Errors are likely in every part of an organization’s life. Errors occur in the data-gathering and analysis functions of an organization. A sloppy market study is incorporated into a planning process leading to a substantial over-estimate of demand for a product; a survey of suppliers makes use of ambiguous questions that lead to misinterpretation of the results; a vice president under-estimates the risk posed by a competitor’s advertising campaign. For an organization to pursue its mission effectively, it needs to have accurate information about the external circumstances that are most relevant to its goals. But “relevance” is a judgment issue; and it is possible for an organization to devote its intelligence-gathering resources to the collection of data that are only tangentially helpful for the task of designing actions to carry out the mission of the institution.
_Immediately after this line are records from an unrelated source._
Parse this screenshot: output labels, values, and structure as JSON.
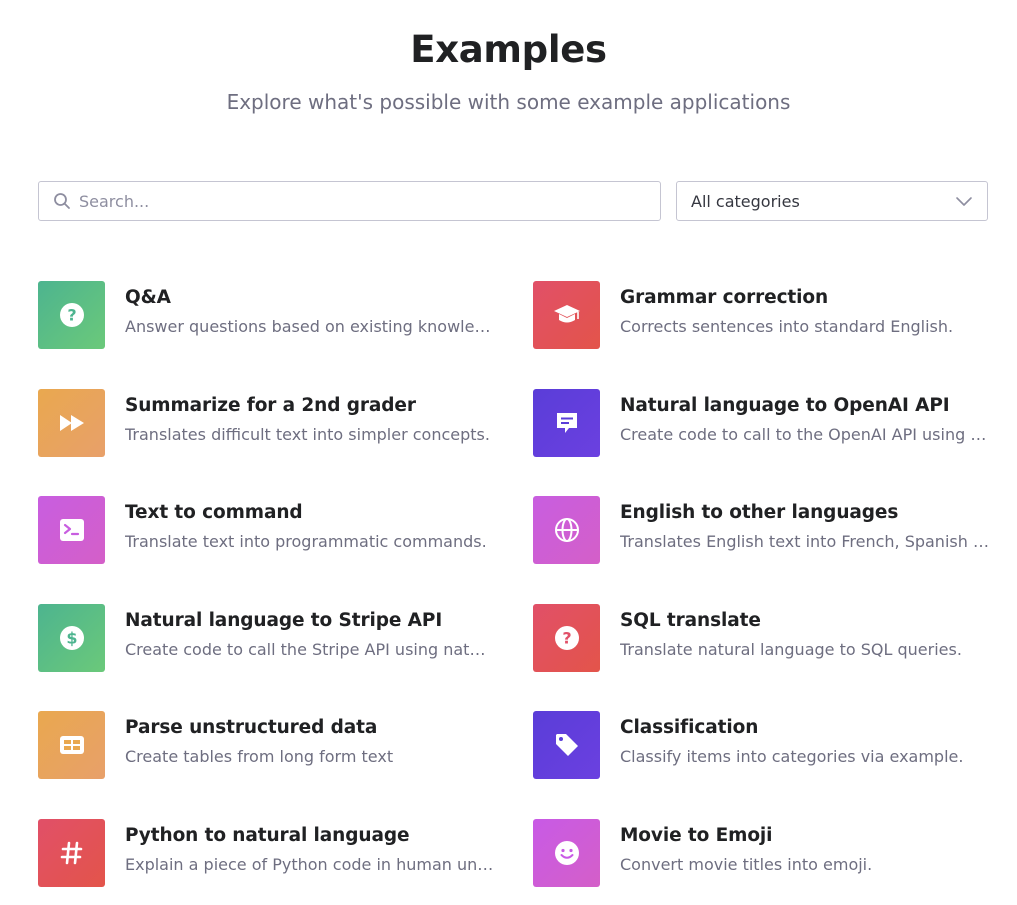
{
  "header": {
    "title": "Examples",
    "subtitle": "Explore what's possible with some example applications"
  },
  "search": {
    "icon": "search-icon",
    "placeholder": "Search..."
  },
  "category_select": {
    "value": "All categories",
    "icon": "chevron-down-icon"
  },
  "colors": {
    "title_text": "#202123",
    "muted_text": "#6e6e80",
    "border": "#c5c5d2"
  },
  "examples": [
    {
      "title": "Q&A",
      "description": "Answer questions based on existing knowledge.",
      "icon": "question-icon",
      "color": "#4db48f"
    },
    {
      "title": "Grammar correction",
      "description": "Corrects sentences into standard English.",
      "icon": "graduation-cap-icon",
      "color": "#e15068"
    },
    {
      "title": "Summarize for a 2nd grader",
      "description": "Translates difficult text into simpler concepts.",
      "icon": "fast-forward-icon",
      "color": "#e9a84f"
    },
    {
      "title": "Natural language to OpenAI API",
      "description": "Create code to call to the OpenAI API using a natural language instruction.",
      "icon": "chat-bubble-icon",
      "color": "#5a3dd8"
    },
    {
      "title": "Text to command",
      "description": "Translate text into programmatic commands.",
      "icon": "terminal-icon",
      "color": "#c85ee0"
    },
    {
      "title": "English to other languages",
      "description": "Translates English text into French, Spanish and Japanese.",
      "icon": "globe-icon",
      "color": "#c85ee0"
    },
    {
      "title": "Natural language to Stripe API",
      "description": "Create code to call the Stripe API using natural language.",
      "icon": "dollar-icon",
      "color": "#4db48f"
    },
    {
      "title": "SQL translate",
      "description": "Translate natural language to SQL queries.",
      "icon": "question-icon",
      "color": "#e15068"
    },
    {
      "title": "Parse unstructured data",
      "description": "Create tables from long form text",
      "icon": "table-icon",
      "color": "#e9a84f"
    },
    {
      "title": "Classification",
      "description": "Classify items into categories via example.",
      "icon": "tag-icon",
      "color": "#5a3dd8"
    },
    {
      "title": "Python to natural language",
      "description": "Explain a piece of Python code in human understandable language.",
      "icon": "hash-icon",
      "color": "#e15068"
    },
    {
      "title": "Movie to Emoji",
      "description": "Convert movie titles into emoji.",
      "icon": "smiley-icon",
      "color": "#c85ae6"
    }
  ]
}
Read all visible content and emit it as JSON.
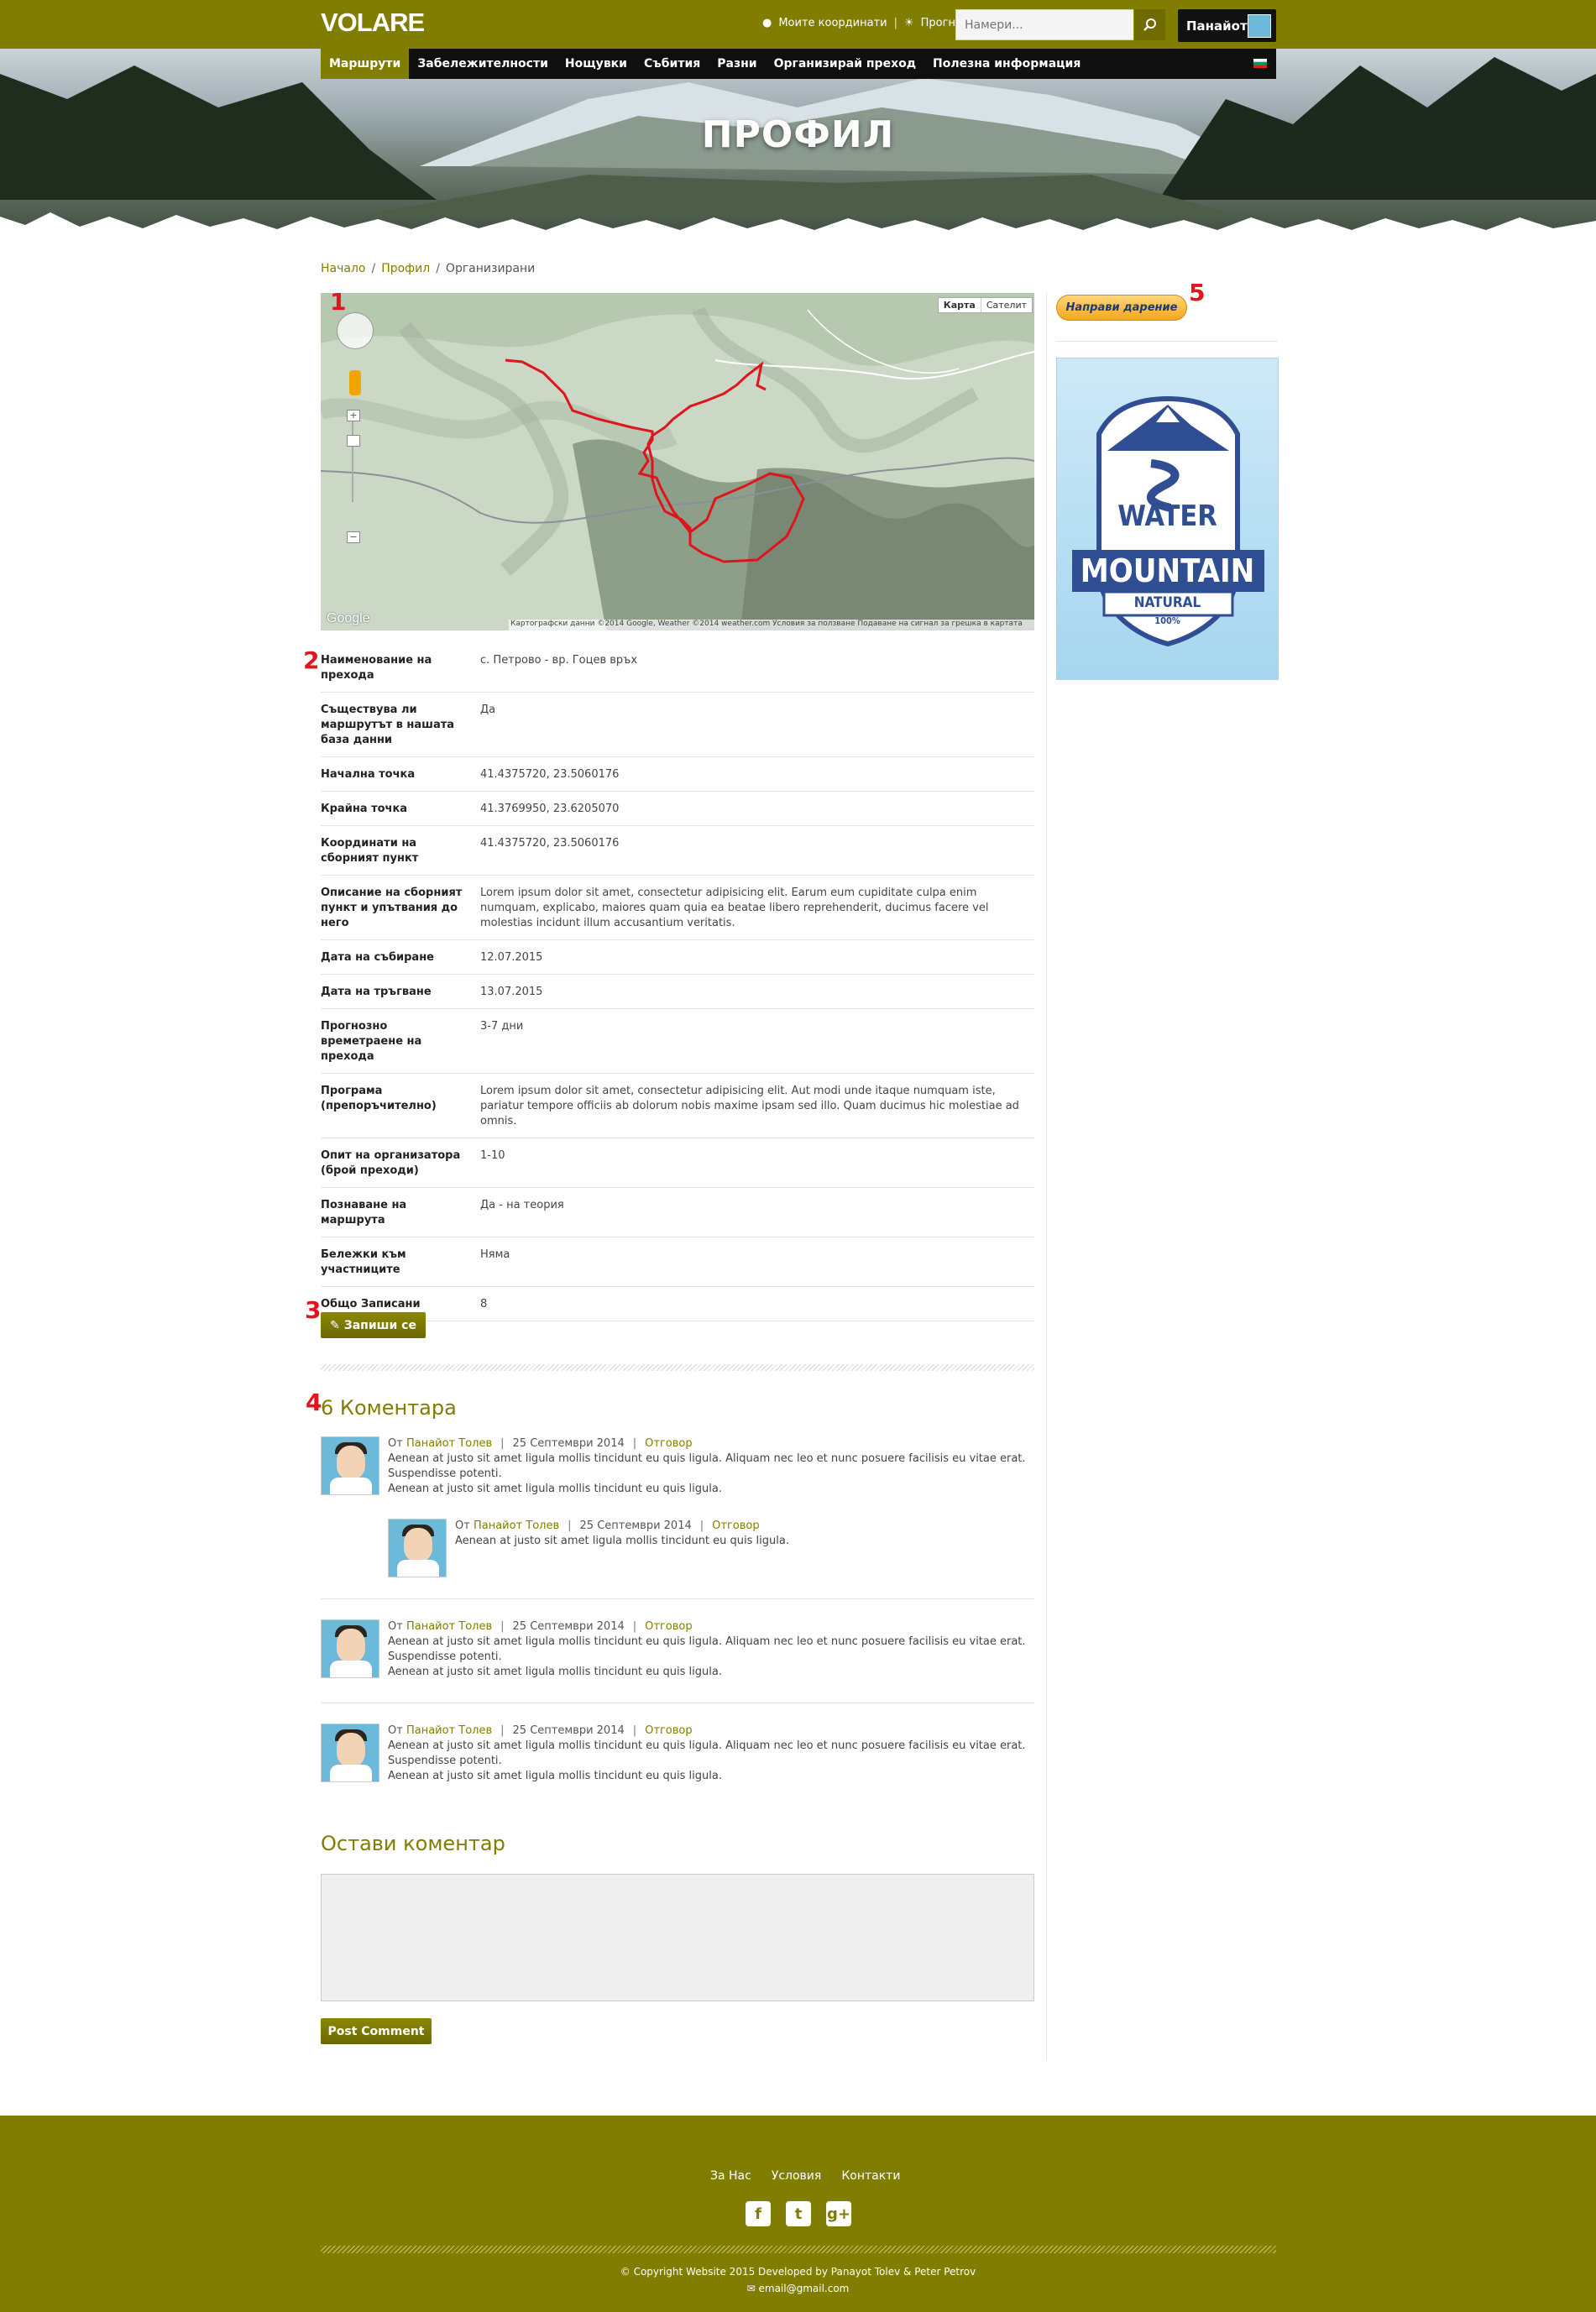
{
  "header": {
    "logo": "VOLARE",
    "coords_link": "Моите координати",
    "separator": "|",
    "forecast_link": "Прогноза",
    "search_placeholder": "Намери...",
    "user_name": "Панайот"
  },
  "nav": {
    "items": [
      "Маршрути",
      "Забележителности",
      "Нощувки",
      "Събития",
      "Разни",
      "Организирай преход",
      "Полезна информация"
    ],
    "active_index": 0
  },
  "hero": {
    "title": "ПРОФИЛ"
  },
  "breadcrumb": {
    "home": "Начало",
    "profile": "Профил",
    "current": "Организирани"
  },
  "map": {
    "type_map": "Карта",
    "type_satellite": "Сателит",
    "attribution": "Картографски данни ©2014 Google, Weather ©2014 weather.com     Условия за ползване     Подаване на сигнал за грешка в картата",
    "logo": "Google",
    "zoom_in": "+",
    "zoom_out": "−"
  },
  "annotations": [
    "1",
    "2",
    "3",
    "4",
    "5"
  ],
  "details": [
    {
      "label": "Наименование на прехода",
      "value": "с. Петрово - вр. Гоцев връх"
    },
    {
      "label": "Съществува ли маршрутът в нашата база данни",
      "value": "Да"
    },
    {
      "label": "Начална точка",
      "value": "41.4375720, 23.5060176"
    },
    {
      "label": "Крайна точка",
      "value": "41.3769950, 23.6205070"
    },
    {
      "label": "Координати на сборният пункт",
      "value": "41.4375720, 23.5060176"
    },
    {
      "label": "Описание на сборният пункт и упътвания до него",
      "value": "Lorem ipsum dolor sit amet, consectetur adipisicing elit. Earum eum cupiditate culpa enim numquam, explicabo, maiores quam quia ea beatae libero reprehenderit, ducimus facere vel molestias incidunt illum accusantium veritatis."
    },
    {
      "label": "Дата на събиране",
      "value": "12.07.2015"
    },
    {
      "label": "Дата на тръгване",
      "value": "13.07.2015"
    },
    {
      "label": "Прогнозно времетраене на прехода",
      "value": "3-7 дни"
    },
    {
      "label": "Програма (препоръчително)",
      "value": "Lorem ipsum dolor sit amet, consectetur adipisicing elit. Aut modi unde itaque numquam iste, pariatur tempore officiis ab dolorum nobis maxime ipsam sed illo. Quam ducimus hic molestiae ad omnis."
    },
    {
      "label": "Опит на организатора (брой преходи)",
      "value": "1-10"
    },
    {
      "label": "Познаване на маршрута",
      "value": "Да - на теория"
    },
    {
      "label": "Бележки към участниците",
      "value": "Няма"
    },
    {
      "label": "Общо Записани",
      "value": "8"
    }
  ],
  "signup_button": "Запиши се",
  "comments": {
    "title": "6 Коментара",
    "by": "От",
    "author": "Панайот Толев",
    "date": "25 Септември 2014",
    "reply": "Отговор",
    "bar": "|",
    "text_long_1": "Aenean at justo sit amet ligula mollis tincidunt eu quis ligula. Aliquam nec leo et nunc posuere facilisis eu vitae erat. Suspendisse potenti.",
    "text_short": "Aenean at justo sit amet ligula mollis tincidunt eu quis ligula."
  },
  "leave_comment": {
    "title": "Остави коментар",
    "button": "Post Comment"
  },
  "sidebar": {
    "donate": "Направи дарение",
    "ad_water": "WATER",
    "ad_mountain": "MOUNTAIN",
    "ad_natural": "NATURAL",
    "ad_percent": "100%"
  },
  "footer": {
    "links": [
      "За Нас",
      "Условия",
      "Контакти"
    ],
    "social": [
      "f",
      "t",
      "g+"
    ],
    "copyright": "© Copyright Website 2015     Developed by Panayot Tolev & Peter Petrov",
    "email": "email@gmail.com"
  },
  "colors": {
    "brand": "#817d00",
    "accent_link": "#817d00",
    "annotation": "#e3141b",
    "route": "#e0141b"
  }
}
Errors occur in implementation as well. The action initiatives that emerge from an organization’s processes — from committees, from CEOs, from intermediate-level leaders, from informal groups of staff — are also vulnerable to errors of implementation. The facilities team formulates a plan for re-surfacing a group of parking lots; this plan depends upon closing these lots several days in advance; but the safety department delays in implementing the closure and the lots have hundreds of cars in them when the resurfacing equipment arrives. An error of implementation.
One way of describing these kinds of errors is to recognize that organizations are “loosely connected” when it comes to internal processes of information gathering, decision making, and action. The CFO stipulates that the internal audit function should be based on best practices nationally; the chief of internal audit interprets this as an expectation that processes should be designed based on the example of top-tier companies in the same industry; and the subordinate operationalizes this expectation by doing a survey of business-school case studies of internal audit functions at 10 companies. But the data collection that occurs now has only a loose relationship to the higher-level expectation formulated by the CFO. Similar disconnects — or loose connections — occur on the side of implementation of action steps as well. Presumably top FEMA officials did not intend that FEMA’s actions in response to Hurricane Katrina would be as ineffective and sporadic as they turned out to be.
Organizations also have a tendency towards acting on the basis of collective habits and traditions of behavior. It is easier for a university’s admissions department to continue the same programs of recruitment and enrollment year after year than it is to rethink the approach to recruitment in a fundamental way. And yet it may be that the circumstances of the external environment have changed so dramatically that the habitual practices will no longer achieve similar results. A good example is the emergence of social media marketing in admissions; in a very short period of time the 17- and 18-year-old young people whom admissions departments want to influence went from willing recipients of glossy admissions publications in the mail to “Facebook-only” readers. Yesterday’s correct solution to an organizational problem may become tomorrow’s serious error, because the environment has changed.
In a way the problem of organizational errors is analogous to the problem of software bugs in large, complex computer systems. It is recognized by software experts that bugs are inevitable; and some of these coding errors or design errors may have catastrophic consequences in unusual settings. (Nancy Leveson’s Safeware: System Safety and Computers provides an excellent review of these possibilities.) So the task for software engineers and organizational designers and leaders is similar: designing fallible systems that do a pretty good job almost all of the time, and are likely to fail gracefully when errors inevitably occur.